MICHELLE: I’ve wanted to read Saint Young Men for probably a decade. I had given up all hope of it being licensed here, so my gratitude to Kodansha is immense. I simply can’t even consider picking anything else.
ANNA: Me too, I’m absolutely amazed it is being translated.
SEAN: Yeah, Saint Young Men is my pick this week because it’s an Easter Miracle we’re even getting it.
KATE: I’m 200% on board with Saint Young Men, but I also think it’s worth reminding MB readers that VIZ will be releasing digital versions of the first seven volumes of Banana Fish. For folks who missed it the first time around, or who saw the anime and wondered how it compared with the source material, the new digital edition is a wallet-friendly way to dive into the manga.

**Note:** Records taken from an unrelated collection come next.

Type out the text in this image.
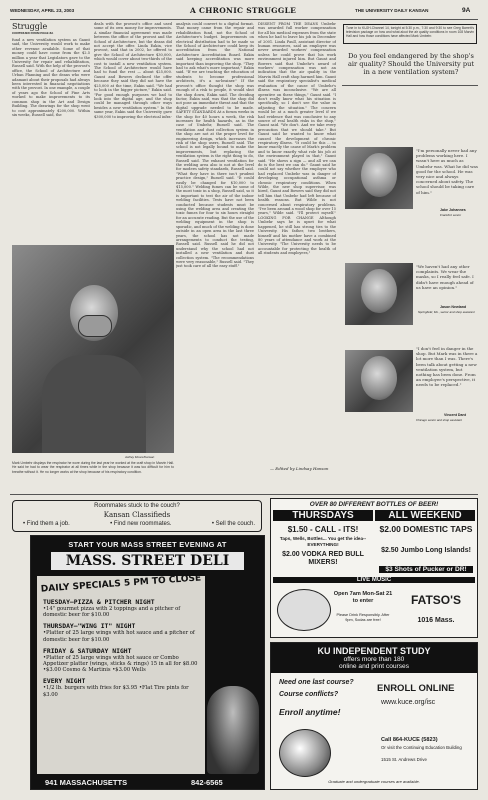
WEDNESDAY, APRIL 23, 2003	A CHRONIC STRUGGLE	THE UNIVERSITY DAILY KANSAN	9A
Struggle
CONTINUED FROM PAGE 8A
fund a new ventilation system as Gaunt said, the University would work to make other revenue available. Some of that money could have come from the $2.5 million a year that Legislators gave to the University for repair and rehabilitation, Russell said. With the help of the provost's office, the School of Architecture and Urban Planning and the deans who were adamant about their proposals had always been interested in financial negotiations with the provost. In one example, a couple of years ago the School of Fine Arts worked to make improvements to its common shop in the Art and Design Building. The drawings for the shop went to cost approximately $200,000. Within six weeks, Russell said, the
deals with the provost's office and used some of its own money for improvements. A similar financial agreement was made between the office of the provost and the School of Architecture, but the deans did not accept the offer. Linda Eakin, vice provost, said that in 2002, he offered to give the School of Architecture $30,000, which would cover about two-thirds of the cost to install a new ventilation system. The School of Architecture would have had to fund the rest — about $25,000. Gaunt and Bowers declined the offer because they said they did not have the $25,000 at the time, Eakin said. "We had to look in the bigger picture," Eakin said. "For good enough purposes we had to look into the digital age, and the shop could be managed through other ways besides a new ventilation system." In the same year, Eakin said the University gave $300,000 to improving the electrical infra-
analysis could convert to a digital format. That money came from the repair and rehabilitation fund, not the School of Architecture's budget. Improvements on electrical distribution had to be made so the School of Architecture could keep its accreditation from the National Architecture Accreditation Board. Eakin said keeping accreditation was more important than improving the shop. "They had to ask what's more important," Eakin said. "If we are teaching the education of students to become professional architects, it's a no-brainer." If the provost's office thought the shop was enough of a risk to people, it would shut the shop down, Eakin said. The deciding factor, Eakin said, was that the shop did not pose an immediate threat and that the digital upgrade needed to be made. SAFETY STANDARDS At a forum weeks in the shop for 40 hours a week, the risk increases for health hazards, as in the case of Umbehr, Russell said. The ventilation and dust collection system in the shop are not at the proper level for engineering design, which increases the risk of the shop users, Russell said. The school is not legally bound to make the improvements, but replacing the ventilation system is the right thing to do, Russell said. The exhaust ventilation for the welding area also is not at the level for modern safety standards, Russell said. "What they have in there isn't prudent practice design," Russell said. "It could easily be changed for $10,000 to $15,000." Welding fumes can be some of the most toxic in a shop, Russell said, so it is important to test the air of the indoor welding facilities. Tests have not been conducted because students must be using the welding area and creating the toxic fumes for four to six hours straight for an accurate reading. But the use of the welding equipment in the shop is sporadic, and much of the welding is done outside in an open area in the last three years, the school has not made arrangements to conduct the testing, Russell said. Russell said he did not understand why the school had not installed a new ventilation and dust collection system. "The recommendations were very reasonable," Russell said. "They just took care of all the easy stuff."
DISSENT FROM THE DEANS Umbehr was awarded full worker compensation for all his medical expenses from the state when he had to leave his job in December of 2001. Linda Paull, assistant director of human resources, said an employee was never awarded workers' compensation unless he could prove that his work environment injured him. But Gaunt and Bowers said that Umbehr's award of workers' compensation was not an indication that the air quality in the Marvin Hall craft shop harmed him. Gaunt said the respiratory specialist's medical evaluation of the cause of Umbehr's illness was inconclusive. "We are all operative on these things," Gaunt said. "I don't really know what his situation is specifically, so I don't see the value in adjusting the situation." The concern would be at a much greater level if we had evidence that was conclusive to any source of real health risks in the shop," Gaunt said. "We don't. And we take every precaution that we should take." But Gaunt said he wanted to know what caused the development of chronic respiratory illness. "It could be this ... to know exactly the cause of Mark's problem and to know exactly what role his job at the environment played in that," Gaunt said. "He shows a sign — and all we can do is the best we can do." Gaunt said he could not say whether the employer who had replaced Umbehr was in danger of developing occupational asthma or chronic respiratory conditions. When Wilde, the new shop supervisor, was hired, Gaunt and Bowers said they did not tell him that Umbehr had left because of health reasons. But Wilde is not concerned about respiratory problems. "I've been around a wood shop for over 15 years," Wilde said. "I'll protect myself." LOOKING FOR CHANGE Although Umbehr says he is upset for what happened, he still has strong ties to the University. His father, two brothers, himself and his mother have a combined 80 years of attendance and work at the University. "The University needs to be accountable for protecting the health of all students and employees,"
— Edited by Lindsay Hanson
Ashley Moore/Kansan
Mark Umbehr displays the respirator he wore during the last year he worked at the craft shop in Marvin Hall. He said he had to wear the respirator at all times while in the shop because it was too difficult for him to breathe without it. He no longer works at the shop because of his respiratory condition.
Tune in to KUJH-Channel 14, tonight at 5:30 p.m., 7:30 and 9:30 to see Greg Barrett's television package on how and what alout the air quality conditions in room 108 Marvin Hall and how those conditions have affected Mark Umbehr.
Do you feel endangered by the shop's air quality? Should the University put in a new ventilation system?
"I'm personally never had any problems working here. I wasn't here as much as Umbehr was. What he did was good for the school. He was very nice and always concerned about safety. The school should be taking care of him."
Jake Johannes
Frankfort senior
"We haven't had any other complaints. We wear the masks, so I really feel safe. I didn't have enough ahead of us have an opinion."
Jason Newland
Springfield, Mo., senior and shop assistant
"I don't feel in danger in the shop. But Mark was in there a lot more than I was. There's been talk about getting a new ventilation system, but nothing has been done. From an employee's perspective, it needs to be replaced."
Vincent Dant
Chicago senior and shop assistant
Roommates stuck to the couch?
Kansan Classifieds
• Find them a job.	• Find new roommates.	• Sell the couch.
START YOUR MASS STREET EVENING AT
MASS. STREET DELI
DAILY SPECIALS 5 PM TO CLOSE
TUESDAY–PIZZA & PITCHER NIGHT
•14" gourmet pizza with 2 toppings and a pitcher of domestic beer for $10.00
THURSDAY–"WING IT" NIGHT
•Platter of 25 large wings with hot sauce and a pitcher of domestic beer for $10.00
FRIDAY & SATURDAY NIGHT
•Platter of 25 large wings with hot sauce or Combo Appetizer platter (wings, sticks & rings) 15 in all for $8.00 •$3.00 Cosmo & Martinis •$3.00 Wells
EVERY NIGHT
•1/2 lb. burgers with fries for $3.95 •Flat Tire pints for $3.00
941 MASSACHUSETTS	842-6565
OVER 80 DIFFERENT BOTTLES OF BEER!
THURSDAYS	ALL WEEKEND
$1.50 - CALL - ITS!
Taps, Wells, Bottles... You get the idea-- EVERYTHING!
$2.00 VODKA RED BULL MIXERS!
$2.00 DOMESTIC TAPS
$2.50 Jumbo Long Islands!
$3 Shots of Pucker or DR!
LIVE MUSIC
Open 7am Mon-Sat 21 to enter
Please Drink Responsibly. After 9pm, Sodas are free!
FATSO'S
1016 Mass.
KU INDEPENDENT STUDY
offers more than 180
online and print courses
Need one last course?
Course conflicts?
Enroll anytime!
ENROLL ONLINE
www.kuce.org/isc
Call 864-KUCE (5823)
Or visit the Continuing Education Building
1515 St. Andrews Drive
Graduate and undergraduate courses are available.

ASH: Typically I can safely ignore digital releases since I have more than enough print manga to keep me busy, but when something like Saint Young Men is licensed even I have to take note! It’s definitely my pick, but I sincerely hope it might get a physical release in the future. We’ve proof that miracles can happen!
MJ: I feel like me choosing Saint Young Men while Kate is the one to bring up Banana Fish is the shocking plot twist nobody saw coming, but that is what’s actually happening, right now, today. I’m very happy that Viz is releasing digital versions of Banana Fish (though what I really want is a fancy, deluxe print edition), but Saint Young Men is something I genuinely thought we could never see in North America, and I can’t let that go. Not even for Eiji Okumura. And that’s saying something.
AshLynx says
April 22, 2019 at 5:44 pm“though what I really want is a fancy, deluxe print edition”
Saaame, I would SO double dip for that! I also want to get some of the anime’s artbooks, now that they exist (I just need a good safe site to get them from). However, I’m still keeping my old sets. In part because of a new addition to it, a copy of v4 signed by Akimi Yoshida (from Viz’s contest back in October, I won one of the 19 copies!)
And I keep finding myself asking why certain manga aren’t popular enough to get printed in English, but they’ve been printed in places where there’d be far fewer readers of the language, France, Poland, Germany, etc. If they can make it there, where the print runs would surely be smaller, why not in the US?